Au cours de l’histoire, plus de 200 demandes en vue d’obtenir l’indépendance ont déjà été déposées en Californie. Et ce n’est pas la première fois que des citoyens réclament le détachement de leur État de l’Union suite à l’élection d’un Président qu’ils refusent absolument. En 2012, des pétitions avaient été déposées dans une vingtaine d’États pour demander à faire sécession suite à la réélection de Barack Obama. La question se pose même depuis quelques années concernant la division transétatique entre les conservateurs et les progressistes dont certains ne croient plus en la devise américaine E pluribus unum signifiant l’unité du pays, De plusieurs, un. Toutefois, ce mouvement reste marginal, et 84% des Américains sondés déclarent accepter la future Présidence Trump comme légitime.

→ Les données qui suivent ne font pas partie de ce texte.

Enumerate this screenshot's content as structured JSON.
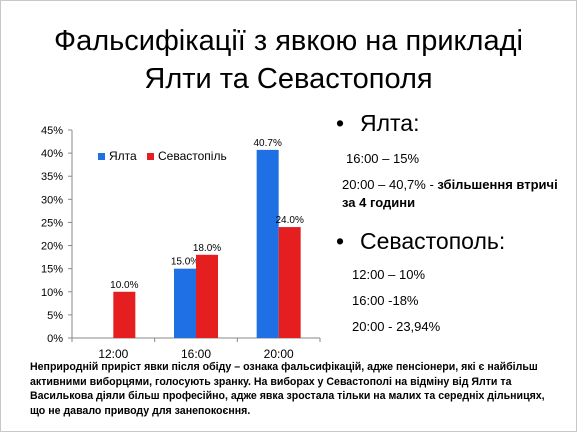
{
  "slide": {
    "title_line1": "Фальсифікації з явкою на прикладі",
    "title_line2": "Ялти та Севастополя"
  },
  "chart_data": {
    "type": "bar",
    "categories": [
      "12:00",
      "16:00",
      "20:00"
    ],
    "series": [
      {
        "name": "Ялта",
        "color": "#1f6fe5",
        "values": [
          null,
          15.0,
          40.7
        ],
        "labels": [
          "",
          "15.0%",
          "40.7%"
        ]
      },
      {
        "name": "Севастопіль",
        "color": "#e51f1f",
        "values": [
          10.0,
          18.0,
          24.0
        ],
        "labels": [
          "10.0%",
          "18.0%",
          "24.0%"
        ]
      }
    ],
    "ylim": [
      0,
      45
    ],
    "yticks": [
      "0%",
      "5%",
      "10%",
      "15%",
      "20%",
      "25%",
      "30%",
      "35%",
      "40%",
      "45%"
    ],
    "legend": "top-left",
    "grid": false
  },
  "bullets": {
    "yalta_head": "Ялта:",
    "yalta_line1": "16:00 – 15%",
    "yalta_line2_a": "20:00 – 40,7% - ",
    "yalta_line2_b": "збільшення втричі за 4 години",
    "sev_head": "Севастополь:",
    "sev_line1": "12:00 – 10%",
    "sev_line2": "16:00 -18%",
    "sev_line3": "20:00 - 23,94%"
  },
  "footnote": "Неприродній приріст явки після обіду – ознака фальсифікацій, адже пенсіонери, які  є найбільш активними виборцями, голосують зранку. На виборах у Севастополі на відміну від Ялти та Василькова діяли більш професійно, адже явка зростала тільки на малих та середніх дільницях, що не давало приводу для занепокоєння."
}
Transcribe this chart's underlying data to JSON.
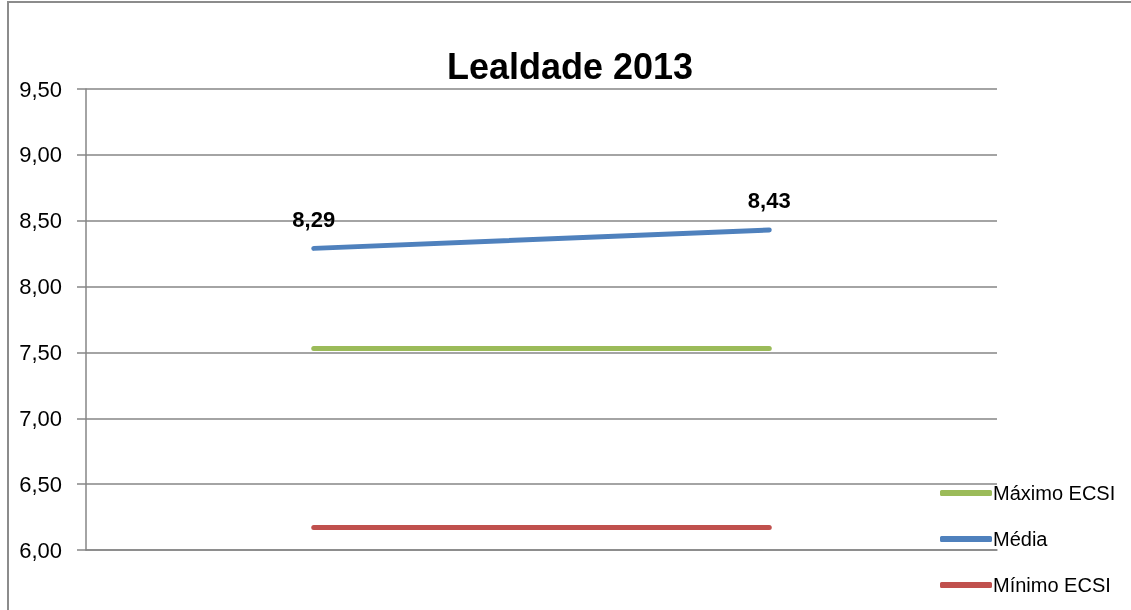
{
  "chart_data": {
    "type": "line",
    "title": "Lealdade 2013",
    "categories": [
      null,
      null
    ],
    "series": [
      {
        "name": "Máximo ECSI",
        "color": "#9bbb59",
        "values": [
          7.53,
          7.53
        ]
      },
      {
        "name": "Média",
        "color": "#4f81bd",
        "values": [
          8.29,
          8.43
        ],
        "value_labels": [
          "8,29",
          "8,43"
        ]
      },
      {
        "name": "Mínimo ECSI",
        "color": "#c0504d",
        "values": [
          6.17,
          6.17
        ]
      }
    ],
    "ylim": [
      6,
      9.5
    ],
    "yticks": [
      {
        "value": 6,
        "label": "6,00"
      },
      {
        "value": 6.5,
        "label": "6,50"
      },
      {
        "value": 7,
        "label": "7,00"
      },
      {
        "value": 7.5,
        "label": "7,50"
      },
      {
        "value": 8,
        "label": "8,00"
      },
      {
        "value": 8.5,
        "label": "8,50"
      },
      {
        "value": 9,
        "label": "9,00"
      },
      {
        "value": 9.5,
        "label": "9,50"
      }
    ],
    "grid": "y",
    "legend": "bottom right",
    "marker": "none",
    "line_style": "solid"
  }
}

Yes California bénéficie actuellement de la motivation de 13 000 bénévoles, selon Marcus Ruiz Evans, disposés a recueillir les 400 000 signatures nécessaires pour obtenir l’organisation d’un référendum afin de proposer une modification de la Constitution de l’État, une fois que le ministère de la Justice aura donné un titre et un résumé à la demande.